Dar es Salaam. Negotiations for the creation of the Monetary Union in the East African Community are at an advanced stage and the region is determined to learn from lessons from other regions to make the envisaged arrangement a success.
But as an EAC mission, dispatched on a study tour to the embattled Eurozone two weeks ago, is about to come back, the region must do its homework before it plunges into a monetary union arrangement, analysts who spoke to BusinessWeek said.
The EAC must check the speed with which it moves towards the creation of a single currency, Hussein Kamote from the Confederation of Tanzania Industries said.
This is because economic challenges and issues to be worked upon, both by each member states and collectively as a region to make the union sustainable, need more time and resources, according to Mr Kamote the director of Policy and Advocacy at CTI.

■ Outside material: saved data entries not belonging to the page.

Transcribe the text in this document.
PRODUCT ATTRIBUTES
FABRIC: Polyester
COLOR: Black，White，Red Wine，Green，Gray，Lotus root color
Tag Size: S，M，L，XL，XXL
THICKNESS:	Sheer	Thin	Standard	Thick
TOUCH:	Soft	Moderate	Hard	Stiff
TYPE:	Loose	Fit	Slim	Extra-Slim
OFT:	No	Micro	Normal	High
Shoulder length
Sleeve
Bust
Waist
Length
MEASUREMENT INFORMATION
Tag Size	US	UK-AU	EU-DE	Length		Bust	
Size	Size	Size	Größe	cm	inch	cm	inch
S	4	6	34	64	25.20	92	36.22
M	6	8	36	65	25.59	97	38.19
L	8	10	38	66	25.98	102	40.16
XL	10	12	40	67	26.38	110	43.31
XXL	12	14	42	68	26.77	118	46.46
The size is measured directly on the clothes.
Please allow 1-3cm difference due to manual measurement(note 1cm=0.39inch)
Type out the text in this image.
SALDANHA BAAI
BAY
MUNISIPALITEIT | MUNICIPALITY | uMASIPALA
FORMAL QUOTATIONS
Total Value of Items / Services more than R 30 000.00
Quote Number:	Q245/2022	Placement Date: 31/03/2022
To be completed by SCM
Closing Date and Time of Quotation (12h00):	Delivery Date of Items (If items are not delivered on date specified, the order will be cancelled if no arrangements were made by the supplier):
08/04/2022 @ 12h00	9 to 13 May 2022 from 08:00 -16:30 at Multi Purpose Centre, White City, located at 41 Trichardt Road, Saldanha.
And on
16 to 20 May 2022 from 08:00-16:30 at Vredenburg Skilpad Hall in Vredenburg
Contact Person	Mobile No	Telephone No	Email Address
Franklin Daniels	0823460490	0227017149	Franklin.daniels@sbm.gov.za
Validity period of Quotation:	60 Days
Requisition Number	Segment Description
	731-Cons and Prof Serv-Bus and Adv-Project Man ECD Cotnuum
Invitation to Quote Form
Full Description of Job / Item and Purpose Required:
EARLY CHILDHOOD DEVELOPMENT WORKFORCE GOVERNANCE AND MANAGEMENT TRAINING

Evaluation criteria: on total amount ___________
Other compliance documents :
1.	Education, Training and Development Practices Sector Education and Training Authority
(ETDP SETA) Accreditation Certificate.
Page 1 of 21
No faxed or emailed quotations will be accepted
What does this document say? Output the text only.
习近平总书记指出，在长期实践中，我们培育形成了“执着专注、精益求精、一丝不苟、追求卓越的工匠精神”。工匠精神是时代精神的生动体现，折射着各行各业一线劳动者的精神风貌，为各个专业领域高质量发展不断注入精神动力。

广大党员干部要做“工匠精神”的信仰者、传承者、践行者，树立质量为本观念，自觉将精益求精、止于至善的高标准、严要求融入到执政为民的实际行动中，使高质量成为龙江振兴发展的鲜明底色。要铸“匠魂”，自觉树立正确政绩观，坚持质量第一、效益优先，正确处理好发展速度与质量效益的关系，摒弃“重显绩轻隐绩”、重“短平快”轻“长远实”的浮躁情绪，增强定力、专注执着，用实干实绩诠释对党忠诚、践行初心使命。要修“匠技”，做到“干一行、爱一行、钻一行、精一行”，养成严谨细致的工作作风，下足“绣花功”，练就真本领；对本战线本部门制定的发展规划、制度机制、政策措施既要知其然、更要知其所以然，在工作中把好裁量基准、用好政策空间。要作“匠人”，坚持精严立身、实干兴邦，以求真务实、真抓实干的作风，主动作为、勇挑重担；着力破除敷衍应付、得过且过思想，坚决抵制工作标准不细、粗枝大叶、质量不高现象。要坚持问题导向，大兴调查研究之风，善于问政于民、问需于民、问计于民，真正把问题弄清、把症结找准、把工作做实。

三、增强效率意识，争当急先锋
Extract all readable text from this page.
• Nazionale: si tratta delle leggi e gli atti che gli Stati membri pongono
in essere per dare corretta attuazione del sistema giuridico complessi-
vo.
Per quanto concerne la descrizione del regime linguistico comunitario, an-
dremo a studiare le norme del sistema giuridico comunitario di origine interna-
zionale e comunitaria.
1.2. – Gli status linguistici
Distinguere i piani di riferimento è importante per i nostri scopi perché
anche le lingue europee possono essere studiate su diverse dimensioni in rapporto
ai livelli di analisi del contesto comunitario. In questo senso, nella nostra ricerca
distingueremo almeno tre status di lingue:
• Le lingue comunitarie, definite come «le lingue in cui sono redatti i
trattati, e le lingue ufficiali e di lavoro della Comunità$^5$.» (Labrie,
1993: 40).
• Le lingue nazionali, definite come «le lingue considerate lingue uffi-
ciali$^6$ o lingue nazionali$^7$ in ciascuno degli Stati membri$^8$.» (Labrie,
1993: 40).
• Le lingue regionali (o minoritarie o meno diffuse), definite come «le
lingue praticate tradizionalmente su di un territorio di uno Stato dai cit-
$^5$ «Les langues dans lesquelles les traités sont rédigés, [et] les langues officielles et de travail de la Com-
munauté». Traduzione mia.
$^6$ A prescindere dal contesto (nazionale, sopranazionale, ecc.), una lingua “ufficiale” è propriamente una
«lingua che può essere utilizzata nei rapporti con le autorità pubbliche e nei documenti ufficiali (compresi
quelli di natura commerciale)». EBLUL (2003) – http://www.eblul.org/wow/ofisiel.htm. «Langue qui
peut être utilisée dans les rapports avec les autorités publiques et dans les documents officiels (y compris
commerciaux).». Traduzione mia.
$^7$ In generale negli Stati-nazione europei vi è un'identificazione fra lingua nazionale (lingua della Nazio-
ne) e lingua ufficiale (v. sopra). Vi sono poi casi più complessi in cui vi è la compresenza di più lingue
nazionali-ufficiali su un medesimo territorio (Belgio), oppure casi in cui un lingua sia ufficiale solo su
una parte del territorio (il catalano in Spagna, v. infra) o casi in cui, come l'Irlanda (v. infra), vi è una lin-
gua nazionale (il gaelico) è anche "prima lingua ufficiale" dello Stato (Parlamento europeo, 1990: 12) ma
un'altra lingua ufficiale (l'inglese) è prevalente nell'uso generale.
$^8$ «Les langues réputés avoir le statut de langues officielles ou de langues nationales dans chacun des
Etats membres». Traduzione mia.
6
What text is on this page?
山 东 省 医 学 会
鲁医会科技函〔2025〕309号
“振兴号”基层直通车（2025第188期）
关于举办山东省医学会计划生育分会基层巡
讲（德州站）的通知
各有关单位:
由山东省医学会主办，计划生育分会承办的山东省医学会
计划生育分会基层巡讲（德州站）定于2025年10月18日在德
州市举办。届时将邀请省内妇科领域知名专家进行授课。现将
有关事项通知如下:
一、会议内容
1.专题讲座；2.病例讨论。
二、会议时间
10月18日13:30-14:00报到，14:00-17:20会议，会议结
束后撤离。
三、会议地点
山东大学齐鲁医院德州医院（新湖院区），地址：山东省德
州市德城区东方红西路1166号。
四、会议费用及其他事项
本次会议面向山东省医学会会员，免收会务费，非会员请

“It is not about stopping the negotiations. Rather we should make sure the deadline is realizable. Negotiations to create the Eurozone took quite a long time, and is still faced with challenges. We must be more careful,” said Mr Kamote who is also an Economist.
The EAC member states currently face a myriad of economic problems characterized by high inflation rates and production costs partly as a result of power problems.
While inflation, for instance, peaked in November with 29 per cent for Uganda, followed by Kenya 19.72, Tanzania 19.2, Burundi 16.4 per cent and Rwanda 7.39 per cent, the different basis for calculating these figures implies they may not be comparable.
Going by a study commissioned earlier by the European Central Bank to guide the region, each of the five countries has a raft of housekeeping tasks to perform before the monetary union springs to life. Each has to maintain an annual GDP growth of at least seven per cent, keep inflation below five per cent, and peg national budgetary deficit to five per cent of the GDP before the union is launched.
In addition, to the fact that member states budgets are heavily donor-dependent, the ongoing economic realities should prompt authorities to re-think about the EAC MU deadline.
The heads of state of EAC countries had put this year as the deadline for the creation of the MU but analysts say the deadline is unrealizable.
The EAC-MU at an advanced stage and a team of top government officials from the five countries, who have been negotiating the monetary union protocol since last year, are expected to finalise their report by end of March, just in time for the April’s extra-ordinary summit of heads of state. The next round of negotiations is scheduled for Arusha.
A lecturer from Mzumbe University Dr Elisante Ole Gabriel said the EAC members should work on the issue of consistency to avoid divisions and lack of commitments to the negotiations by member states. Already some member states are giving signals that show that they are now entirely comfortable with the entire EAC MU project.
Mr Kamote also urged the EAC to create an autonomous organ like the EU Commission to deal specifically with issues of strengthening the monetary union to relieve the EAC Secretariat whose mandate is not strong enough.
The 20 member delegation from EAC toured Europe for 12 days to learn on issues pertaining to the Eurozone. They visited the Commission and European Development Fund in Brussels; European Central Bank and the German Federal Bank in Frankfurt; Federal Ministry of Finance and Federal Ministry of Economic and Technology in Berlin, and European Investment Bank in Luxembourg.
The delegation comprised chief negotiators of a high level task force negotiating the EAC MU protocol from each country member, five officials from EAC Secretariat led by deputy the Secretary General in charge of Planning and Infrastructure.